You can hardly, however, blame Fergie for the ghastly series of errors by that flashy French 'keeper Fabien Barthez, giving away two ludicrous goals at home to Deportivo La Coruna and another pair at Highbury versus Arsenal, sandwiching those errors with a gift to Liverpool at Anfield. Not forgetting last season when you may recall he tried to bluff Paolo di Canio into thinking he was offside, in the FA Cup tie in Manchester. But Paolo knew better than that. He advanced, he scored, and United were out of the Cup.

But what of the Paul Scholes affair, which Ferguson surely handled in the clumsiest way. Having dropped Scholes from the team, he proceeded to add insult to injury by choosing him the following day, a Monday, to play at Highbury in a meaningless Worthington Cup match, arranged cynically by both teams when they had played the day before. United put out what amounted to a team of juniors. Scholes clearly felt insulted and didn't come down to London. You could hardly blame him; a two weeks' wages fine was the sequel. But to treat in this way so loyal, committed and generally self-effacing a player seemed inept.

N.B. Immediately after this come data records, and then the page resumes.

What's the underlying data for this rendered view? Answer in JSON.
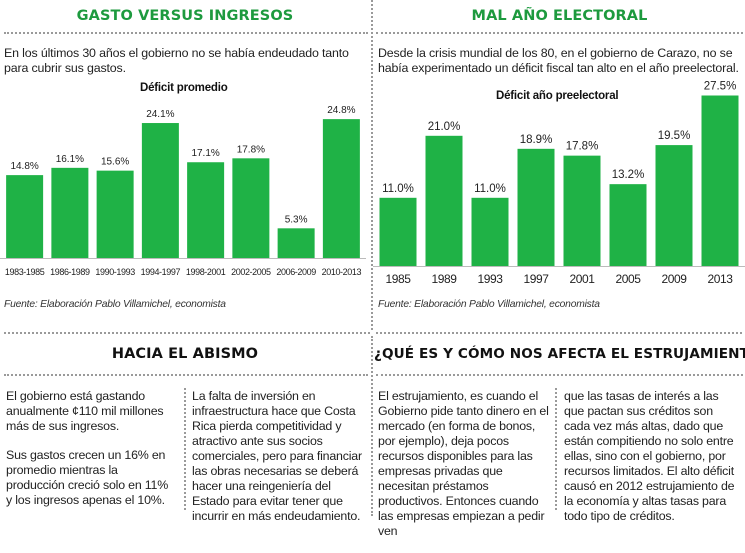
{
  "colors": {
    "accent": "#1d9a3e",
    "bar": "#1fb246",
    "text": "#222222"
  },
  "left_top": {
    "heading": "GASTO VERSUS INGRESOS",
    "intro": "En los últimos 30 años el gobierno no se había endeudado tanto para cubrir sus gastos.",
    "source": "Fuente: Elaboración Pablo Villamichel, economista"
  },
  "right_top": {
    "heading": "MAL AÑO ELECTORAL",
    "intro": "Desde la crisis mundial de los 80, en el gobierno de Carazo, no se había experimentado un déficit fiscal tan alto en el año preelectoral.",
    "source": "Fuente: Elaboración Pablo Villamichel, economista"
  },
  "left_bottom": {
    "heading": "HACIA EL ABISMO",
    "col1_p1": "El gobierno está gastando anualmente ¢110 mil millones más de sus ingresos.",
    "col1_p2": "Sus gastos crecen un 16% en promedio mientras la producción creció solo en 11% y los ingresos apenas el 10%.",
    "col2_p1": "La falta de inversión en infraestructura hace que Costa Rica pierda competitividad y atractivo ante sus socios comerciales, pero para financiar las obras necesarias se deberá hacer una reingeniería del Estado para evitar tener que incurrir en más endeudamiento."
  },
  "right_bottom": {
    "heading": "¿QUÉ ES Y CÓMO NOS AFECTA EL ESTRUJAMIENTO?",
    "col1_p1": "El estrujamiento, es cuando el Gobierno pide tanto dinero en el mercado (en forma de bonos, por ejemplo), deja pocos recursos disponibles para las empresas privadas que necesitan préstamos productivos. Entonces cuando las empresas empiezan a pedir ven",
    "col2_p1": "que las tasas de interés a las que pactan sus créditos son cada vez más altas, dado que están compitiendo no solo entre ellas, sino con el gobierno, por recursos limitados. El alto déficit causó en 2012 estrujamiento de la economía y altas tasas para todo tipo de créditos."
  },
  "chart_data": [
    {
      "type": "bar",
      "title": "Déficit promedio",
      "categories": [
        "1983-1985",
        "1986-1989",
        "1990-1993",
        "1994-1997",
        "1998-2001",
        "2002-2005",
        "2006-2009",
        "2010-2013"
      ],
      "values": [
        14.8,
        16.1,
        15.6,
        24.1,
        17.1,
        17.8,
        5.3,
        24.8
      ],
      "labels": [
        "14.8%",
        "16.1%",
        "15.6%",
        "24.1%",
        "17.1%",
        "17.8%",
        "5.3%",
        "24.8%"
      ],
      "ylim": [
        0,
        30
      ],
      "grid": false
    },
    {
      "type": "bar",
      "title": "Déficit año preelectoral",
      "categories": [
        "1985",
        "1989",
        "1993",
        "1997",
        "2001",
        "2005",
        "2009",
        "2013"
      ],
      "values": [
        11.0,
        21.0,
        11.0,
        18.9,
        17.8,
        13.2,
        19.5,
        27.5
      ],
      "labels": [
        "11.0%",
        "21.0%",
        "11.0%",
        "18.9%",
        "17.8%",
        "13.2%",
        "19.5%",
        "27.5%"
      ],
      "ylim": [
        0,
        30
      ],
      "grid": false
    }
  ]
}
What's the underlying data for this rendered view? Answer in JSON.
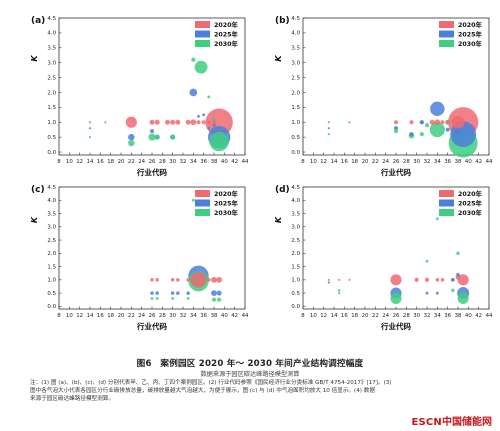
{
  "figure": {
    "title": "图6　案例园区 2020 年～ 2030 年间产业结构调控幅度",
    "source": "数据来源于园区碳达峰路径模型测算",
    "notes": [
      "注：(1) 图 (a)、(b)、(c)、(d) 分别代表甲、乙、丙、丁四个案例园区。(2) 行业代码参照《国民经济行业分类标准 GB/T 4754-2017》[17]。(3)",
      "图中各气泡大小代表各园区分行业碳排放总量，碳排放量越大气泡越大，为便于展示，图 (c) 与 (d) 中气泡面积均放大 10 倍显示。(4) 数据",
      "来源于园区碳达峰路径模型测算。"
    ],
    "watermark": {
      "brand": "ESCN",
      "name": "中国储能网"
    }
  },
  "series_colors": {
    "2020年": "#ef6b72",
    "2025年": "#4a7fdc",
    "2030年": "#3ecf7f"
  },
  "chart_data": [
    {
      "type": "scatter",
      "panel": "(a)",
      "xlabel": "行业代码",
      "ylabel": "K",
      "xlim": [
        8,
        44
      ],
      "ylim": [
        -0.1,
        4.5
      ],
      "xticks": [
        "8",
        "10",
        "12",
        "14",
        "16",
        "18",
        "20",
        "22",
        "24",
        "26",
        "28",
        "30",
        "32",
        "34",
        "36",
        "38",
        "40",
        "42",
        "44"
      ],
      "yticks": [
        "0.0",
        "0.5",
        "1.0",
        "1.5",
        "2.0",
        "2.5",
        "3.0",
        "3.5",
        "4.0",
        "4.5"
      ],
      "legend": [
        "2020年",
        "2025年",
        "2030年"
      ],
      "series": [
        {
          "name": "2020年",
          "points": [
            {
              "x": 14,
              "y": 1.0,
              "s": 1
            },
            {
              "x": 17,
              "y": 1.0,
              "s": 1
            },
            {
              "x": 22,
              "y": 1.0,
              "s": 30
            },
            {
              "x": 26,
              "y": 1.0,
              "s": 6
            },
            {
              "x": 27,
              "y": 1.0,
              "s": 6
            },
            {
              "x": 29,
              "y": 1.0,
              "s": 6
            },
            {
              "x": 30,
              "y": 1.0,
              "s": 6
            },
            {
              "x": 31,
              "y": 1.0,
              "s": 6
            },
            {
              "x": 33,
              "y": 1.0,
              "s": 6
            },
            {
              "x": 34,
              "y": 1.0,
              "s": 8
            },
            {
              "x": 35,
              "y": 1.0,
              "s": 4
            },
            {
              "x": 36,
              "y": 1.0,
              "s": 4
            },
            {
              "x": 37,
              "y": 1.0,
              "s": 4
            },
            {
              "x": 38,
              "y": 1.0,
              "s": 4
            },
            {
              "x": 39,
              "y": 1.0,
              "s": 180
            }
          ]
        },
        {
          "name": "2025年",
          "points": [
            {
              "x": 14,
              "y": 0.8,
              "s": 1
            },
            {
              "x": 22,
              "y": 0.5,
              "s": 10
            },
            {
              "x": 26,
              "y": 0.7,
              "s": 4
            },
            {
              "x": 27,
              "y": 0.5,
              "s": 6
            },
            {
              "x": 30,
              "y": 0.5,
              "s": 6
            },
            {
              "x": 34,
              "y": 2.0,
              "s": 14
            },
            {
              "x": 35,
              "y": 1.2,
              "s": 2
            },
            {
              "x": 36,
              "y": 1.25,
              "s": 2
            },
            {
              "x": 37,
              "y": 0.8,
              "s": 2
            },
            {
              "x": 38,
              "y": 0.9,
              "s": 2
            },
            {
              "x": 39,
              "y": 0.5,
              "s": 120
            }
          ]
        },
        {
          "name": "2030年",
          "points": [
            {
              "x": 14,
              "y": 0.5,
              "s": 1
            },
            {
              "x": 22,
              "y": 0.3,
              "s": 10
            },
            {
              "x": 26,
              "y": 0.5,
              "s": 12
            },
            {
              "x": 27,
              "y": 0.5,
              "s": 6
            },
            {
              "x": 30,
              "y": 0.5,
              "s": 6
            },
            {
              "x": 34,
              "y": 3.1,
              "s": 4
            },
            {
              "x": 35.5,
              "y": 2.85,
              "s": 40
            },
            {
              "x": 37,
              "y": 1.85,
              "s": 2
            },
            {
              "x": 38,
              "y": 1.1,
              "s": 2
            },
            {
              "x": 39,
              "y": 0.35,
              "s": 90
            }
          ]
        }
      ]
    },
    {
      "type": "scatter",
      "panel": "(b)",
      "xlabel": "行业代码",
      "ylabel": "K",
      "xlim": [
        8,
        44
      ],
      "ylim": [
        -0.1,
        4.5
      ],
      "xticks": [
        "8",
        "10",
        "12",
        "14",
        "16",
        "18",
        "20",
        "22",
        "24",
        "26",
        "28",
        "30",
        "32",
        "34",
        "36",
        "38",
        "40",
        "42",
        "44"
      ],
      "yticks": [
        "0.0",
        "0.5",
        "1.0",
        "1.5",
        "2.0",
        "2.5",
        "3.0",
        "3.5",
        "4.0",
        "4.5"
      ],
      "legend": [
        "2020年",
        "2025年",
        "2030年"
      ],
      "series": [
        {
          "name": "2020年",
          "points": [
            {
              "x": 13,
              "y": 1.0,
              "s": 1
            },
            {
              "x": 17,
              "y": 1.0,
              "s": 1
            },
            {
              "x": 26,
              "y": 1.0,
              "s": 4
            },
            {
              "x": 29,
              "y": 1.0,
              "s": 4
            },
            {
              "x": 31,
              "y": 1.0,
              "s": 4
            },
            {
              "x": 33,
              "y": 1.0,
              "s": 6
            },
            {
              "x": 34,
              "y": 1.0,
              "s": 8
            },
            {
              "x": 35,
              "y": 1.0,
              "s": 4
            },
            {
              "x": 36,
              "y": 1.0,
              "s": 4
            },
            {
              "x": 38,
              "y": 1.0,
              "s": 40
            },
            {
              "x": 39,
              "y": 1.0,
              "s": 220
            }
          ]
        },
        {
          "name": "2025年",
          "points": [
            {
              "x": 13,
              "y": 0.8,
              "s": 1
            },
            {
              "x": 26,
              "y": 0.8,
              "s": 4
            },
            {
              "x": 29,
              "y": 0.6,
              "s": 4
            },
            {
              "x": 31,
              "y": 1.0,
              "s": 4
            },
            {
              "x": 34,
              "y": 1.45,
              "s": 50
            },
            {
              "x": 36,
              "y": 0.75,
              "s": 4
            },
            {
              "x": 38,
              "y": 0.7,
              "s": 8
            },
            {
              "x": 39,
              "y": 0.6,
              "s": 160
            }
          ]
        },
        {
          "name": "2030年",
          "points": [
            {
              "x": 13,
              "y": 0.6,
              "s": 1
            },
            {
              "x": 26,
              "y": 0.7,
              "s": 4
            },
            {
              "x": 29,
              "y": 0.55,
              "s": 8
            },
            {
              "x": 31,
              "y": 0.6,
              "s": 4
            },
            {
              "x": 32,
              "y": 0.9,
              "s": 4
            },
            {
              "x": 34,
              "y": 0.75,
              "s": 55
            },
            {
              "x": 36,
              "y": 1.0,
              "s": 6
            },
            {
              "x": 39,
              "y": 0.3,
              "s": 200
            }
          ]
        }
      ]
    },
    {
      "type": "scatter",
      "panel": "(c)",
      "xlabel": "行业代码",
      "ylabel": "K",
      "xlim": [
        8,
        44
      ],
      "ylim": [
        -0.1,
        4.5
      ],
      "xticks": [
        "8",
        "10",
        "12",
        "14",
        "16",
        "18",
        "20",
        "22",
        "24",
        "26",
        "28",
        "30",
        "32",
        "34",
        "36",
        "38",
        "40",
        "42",
        "44"
      ],
      "yticks": [
        "0.0",
        "0.5",
        "1.0",
        "1.5",
        "2.0",
        "2.5",
        "3.0",
        "3.5",
        "4.0",
        "4.5"
      ],
      "legend": [
        "2020年",
        "2025年",
        "2030年"
      ],
      "series": [
        {
          "name": "2020年",
          "points": [
            {
              "x": 26,
              "y": 1.0,
              "s": 3
            },
            {
              "x": 27,
              "y": 1.0,
              "s": 3
            },
            {
              "x": 30,
              "y": 1.0,
              "s": 3
            },
            {
              "x": 31,
              "y": 1.0,
              "s": 3
            },
            {
              "x": 33,
              "y": 1.0,
              "s": 3
            },
            {
              "x": 35,
              "y": 1.0,
              "s": 60
            },
            {
              "x": 37,
              "y": 1.0,
              "s": 3
            },
            {
              "x": 38,
              "y": 1.0,
              "s": 8
            },
            {
              "x": 39,
              "y": 1.0,
              "s": 8
            }
          ]
        },
        {
          "name": "2025年",
          "points": [
            {
              "x": 26,
              "y": 0.5,
              "s": 3
            },
            {
              "x": 27,
              "y": 0.5,
              "s": 3
            },
            {
              "x": 30,
              "y": 0.5,
              "s": 3
            },
            {
              "x": 31,
              "y": 0.5,
              "s": 3
            },
            {
              "x": 33,
              "y": 0.5,
              "s": 3
            },
            {
              "x": 35,
              "y": 1.15,
              "s": 100
            },
            {
              "x": 38,
              "y": 0.5,
              "s": 8
            },
            {
              "x": 39,
              "y": 0.5,
              "s": 6
            }
          ]
        },
        {
          "name": "2030年",
          "points": [
            {
              "x": 26,
              "y": 0.3,
              "s": 2
            },
            {
              "x": 27,
              "y": 0.3,
              "s": 2
            },
            {
              "x": 30,
              "y": 0.3,
              "s": 2
            },
            {
              "x": 33,
              "y": 0.3,
              "s": 2
            },
            {
              "x": 34,
              "y": 4.0,
              "s": 2
            },
            {
              "x": 35,
              "y": 0.95,
              "s": 100
            },
            {
              "x": 38,
              "y": 0.25,
              "s": 4
            },
            {
              "x": 39,
              "y": 0.25,
              "s": 4
            }
          ]
        }
      ]
    },
    {
      "type": "scatter",
      "panel": "(d)",
      "xlabel": "行业代码",
      "ylabel": "K",
      "xlim": [
        8,
        44
      ],
      "ylim": [
        -0.1,
        4.5
      ],
      "xticks": [
        "8",
        "10",
        "12",
        "14",
        "16",
        "18",
        "20",
        "22",
        "24",
        "26",
        "28",
        "30",
        "32",
        "34",
        "36",
        "38",
        "40",
        "42",
        "44"
      ],
      "yticks": [
        "0.0",
        "0.5",
        "1.0",
        "1.5",
        "2.0",
        "2.5",
        "3.0",
        "3.5",
        "4.0",
        "4.5"
      ],
      "legend": [
        "2020年",
        "2025年",
        "2030年"
      ],
      "series": [
        {
          "name": "2020年",
          "points": [
            {
              "x": 13,
              "y": 1.0,
              "s": 1
            },
            {
              "x": 15,
              "y": 1.0,
              "s": 1
            },
            {
              "x": 17,
              "y": 1.0,
              "s": 1
            },
            {
              "x": 26,
              "y": 1.0,
              "s": 30
            },
            {
              "x": 30,
              "y": 1.0,
              "s": 4
            },
            {
              "x": 32,
              "y": 1.0,
              "s": 4
            },
            {
              "x": 34,
              "y": 1.0,
              "s": 3
            },
            {
              "x": 35,
              "y": 1.0,
              "s": 3
            },
            {
              "x": 37,
              "y": 1.0,
              "s": 3
            },
            {
              "x": 38,
              "y": 1.1,
              "s": 6
            },
            {
              "x": 39,
              "y": 1.0,
              "s": 30
            }
          ]
        },
        {
          "name": "2025年",
          "points": [
            {
              "x": 13,
              "y": 0.9,
              "s": 1
            },
            {
              "x": 15,
              "y": 0.6,
              "s": 1
            },
            {
              "x": 26,
              "y": 0.5,
              "s": 30
            },
            {
              "x": 32,
              "y": 0.5,
              "s": 2
            },
            {
              "x": 34,
              "y": 0.5,
              "s": 2
            },
            {
              "x": 37,
              "y": 1.0,
              "s": 3
            },
            {
              "x": 38,
              "y": 1.2,
              "s": 3
            },
            {
              "x": 39,
              "y": 0.5,
              "s": 35
            }
          ]
        },
        {
          "name": "2030年",
          "points": [
            {
              "x": 15,
              "y": 0.5,
              "s": 1
            },
            {
              "x": 26,
              "y": 0.3,
              "s": 30
            },
            {
              "x": 32,
              "y": 1.7,
              "s": 2
            },
            {
              "x": 34,
              "y": 3.3,
              "s": 2
            },
            {
              "x": 35,
              "y": 3.9,
              "s": 2
            },
            {
              "x": 37,
              "y": 0.6,
              "s": 3
            },
            {
              "x": 38,
              "y": 2.0,
              "s": 3
            },
            {
              "x": 39,
              "y": 0.3,
              "s": 30
            }
          ]
        }
      ]
    }
  ]
}
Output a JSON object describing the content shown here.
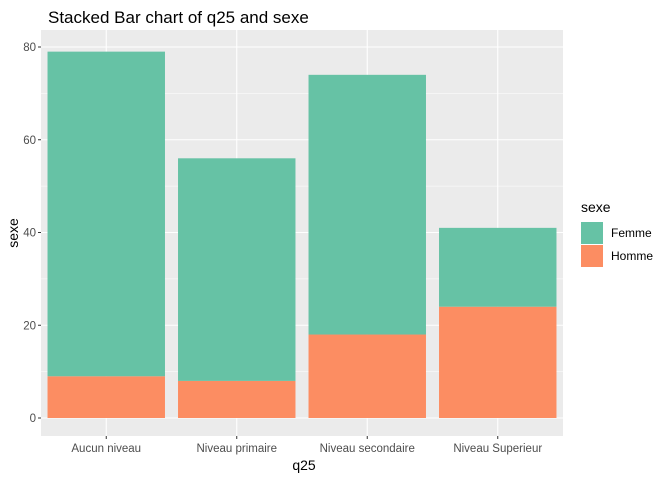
{
  "chart_data": {
    "type": "bar",
    "stacked": true,
    "title": "Stacked Bar chart of q25 and sexe",
    "xlabel": "q25",
    "ylabel": "sexe",
    "categories": [
      "Aucun niveau",
      "Niveau primaire",
      "Niveau secondaire",
      "Niveau Superieur"
    ],
    "series": [
      {
        "name": "Homme",
        "values": [
          9,
          8,
          18,
          24
        ],
        "color": "#FC8D62"
      },
      {
        "name": "Femme",
        "values": [
          70,
          48,
          56,
          17
        ],
        "color": "#66C2A5"
      }
    ],
    "ylim": [
      0,
      80
    ],
    "yticks": [
      0,
      20,
      40,
      60,
      80
    ],
    "grid": true,
    "panel_background": "#EBEBEB",
    "legend": {
      "title": "sexe",
      "position": "right",
      "entries": [
        "Femme",
        "Homme"
      ]
    }
  }
}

Then, most important, there is the question of tactics. For reasons best known to himself, Ferguson, this season, has decided, especially in European Cup matches, to operate with just one striker up front in the shape of the vastly expensive Dutch international, Jaap van Nistelrooy. Not the ideal role for the Dutchman who has filled as best he could. But it places a huge burden on him, condemns Scholes to operate in a role quite alien to him and largely gives the initiative to the opposition. It hasn't worked in Europe, it didn't work at Highbury where Ferguson covered Arsenal with compliments, evidently making the best of what had happened: though with a sensible goalkeeper, perhaps it would not have done so. Roy Keane has generously tried to exonerate Barthez and admitted he himself has been below form: emphasising that Barthez also makes sensational saves. No real excuse.

My mind goes back to two events; of a sort. After a game some years ago at Swindon, when United's French star Eric Cantona famously stamped on the recumbent John Moncur, we journalists waited in the Press room for Fergie to appear. A long time passed; the jobsworths were afraid to essay the sanctity of the United dressing room. At least we were given word. Ferguson had left the stadium without a word.

At West Ham United some time later, at a Press Conference after a game, Fergie was holding court when a thin elderly grey-haired bespectacled man standing near me asked a slightly intrusive question. "I'm away," said Ferguson who got up and walked out. "Who are you working for?" I asked the man, who replied, "No, no, it's me bruvver, it's me bruvver!" He'd got his brother's ticket, wasn't even a journalist and had managed to terminate the Press Conference!

In his hugely successful but somewhat peevish autobiography Fergie lambasted his ex-player Gordon Strachan and ex-coach Brian Kidd; who wanted to sue but didn't. Strachan didn't either but for me he had a better case. But the thin-skinned Ferguson finds it easier to emit criticism than to take it. So it goes. And so does he.